“Il tamburo dalle mille facce”
“Il tamburo dalle mille facce”
DAL SENEGAL
“MUGGISCE, stride, piange e grida. Sussurra e canta . . . È il tamburo dal registro infinito, il tamburo dalle mille facce”. Cosa stimolò la fantasia di questa scrittrice? Il tamburo africano percosso a mano chiamato djembe.
Il djembe è alla base della tradizione di alcune tribù dell’Africa occidentale per quanto riguarda gli strumenti a percussione. In genere i ritmi del djembe sono legati ad avvenimenti culturali della vita del villaggio, che vanno da matrimoni, funerali e nascite, a feste, raccolti e perfino all’acquisto di nuovi capi di abbigliamento.

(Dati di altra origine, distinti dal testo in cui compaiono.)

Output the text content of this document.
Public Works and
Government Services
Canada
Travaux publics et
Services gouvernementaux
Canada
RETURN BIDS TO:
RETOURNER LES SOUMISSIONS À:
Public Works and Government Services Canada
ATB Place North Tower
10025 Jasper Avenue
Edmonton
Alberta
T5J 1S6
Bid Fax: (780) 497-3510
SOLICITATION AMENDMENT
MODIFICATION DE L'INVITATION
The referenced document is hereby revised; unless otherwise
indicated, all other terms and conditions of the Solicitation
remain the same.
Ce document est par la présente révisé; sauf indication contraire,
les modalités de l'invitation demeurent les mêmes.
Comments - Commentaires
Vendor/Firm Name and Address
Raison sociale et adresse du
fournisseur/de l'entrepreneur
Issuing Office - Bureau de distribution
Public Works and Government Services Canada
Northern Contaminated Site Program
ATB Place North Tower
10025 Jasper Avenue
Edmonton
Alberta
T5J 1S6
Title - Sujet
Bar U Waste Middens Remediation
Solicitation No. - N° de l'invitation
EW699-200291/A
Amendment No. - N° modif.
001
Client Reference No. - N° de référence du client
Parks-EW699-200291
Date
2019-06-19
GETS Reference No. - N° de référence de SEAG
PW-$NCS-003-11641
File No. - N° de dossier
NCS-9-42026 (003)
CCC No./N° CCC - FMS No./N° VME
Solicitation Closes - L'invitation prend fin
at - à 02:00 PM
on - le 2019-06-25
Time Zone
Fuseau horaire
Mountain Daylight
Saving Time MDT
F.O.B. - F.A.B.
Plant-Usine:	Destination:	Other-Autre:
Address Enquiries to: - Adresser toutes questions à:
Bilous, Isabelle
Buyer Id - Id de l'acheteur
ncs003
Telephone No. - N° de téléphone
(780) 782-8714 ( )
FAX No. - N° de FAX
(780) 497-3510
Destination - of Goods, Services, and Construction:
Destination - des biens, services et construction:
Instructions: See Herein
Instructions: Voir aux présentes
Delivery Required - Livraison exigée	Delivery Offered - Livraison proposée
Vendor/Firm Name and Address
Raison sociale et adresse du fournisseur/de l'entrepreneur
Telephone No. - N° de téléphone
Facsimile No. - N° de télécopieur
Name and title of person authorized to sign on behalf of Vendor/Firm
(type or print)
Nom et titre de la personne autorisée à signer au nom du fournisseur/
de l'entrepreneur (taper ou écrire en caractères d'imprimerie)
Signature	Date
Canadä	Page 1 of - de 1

Esistono djembe di varie forme e dimensioni. Infatti, Burkina Faso, Guinea, Mali e Senegal hanno ciascuno il proprio singolare stile di djembe. Lo strumento consiste di un tronco massiccio che, reso cavo, costituisce il fusto del tamburo. Alcuni hanno motivi ornamentali modesti, mentre su altri vengono eseguiti intagli elaborati.
Una volta completato il fusto, un abile fabbricante di tamburi trasforma l’intelaiatura di legno in uno strumento musicale unico. Per prima cosa, il fabbricante cesella, raschia e leviga il fusto finché non raggiunge la dimensione esatta per produrre il suono desiderato. Inoltre, forse l’artigiano applicherà anche dell’olio di palma all’interno del tamburo e lo lascerà asciugare al sole. Ciò aiuterà a preservare il legno.
La pelle del djembe è di capra ed è fissata a un anello metallico e posta sull’estremità superiore del tamburo. È tenuta al proprio posto da una rete di corde collegate ad altri due anelli. Come fa il fabbricante a decidere fino a che punto tirare le corde? Tutto dipende dal suono che vuole ottenere. Man mano che l’artigiano intona il tamburo, lo controlla periodicamente suonando il suo ritmo preferito.
Il djembe affascina sia gli africani che i turisti. Chi assiste a un’esibizione di bravi musicisti difficilmente dimenticherà “il tamburo dalle mille facce”.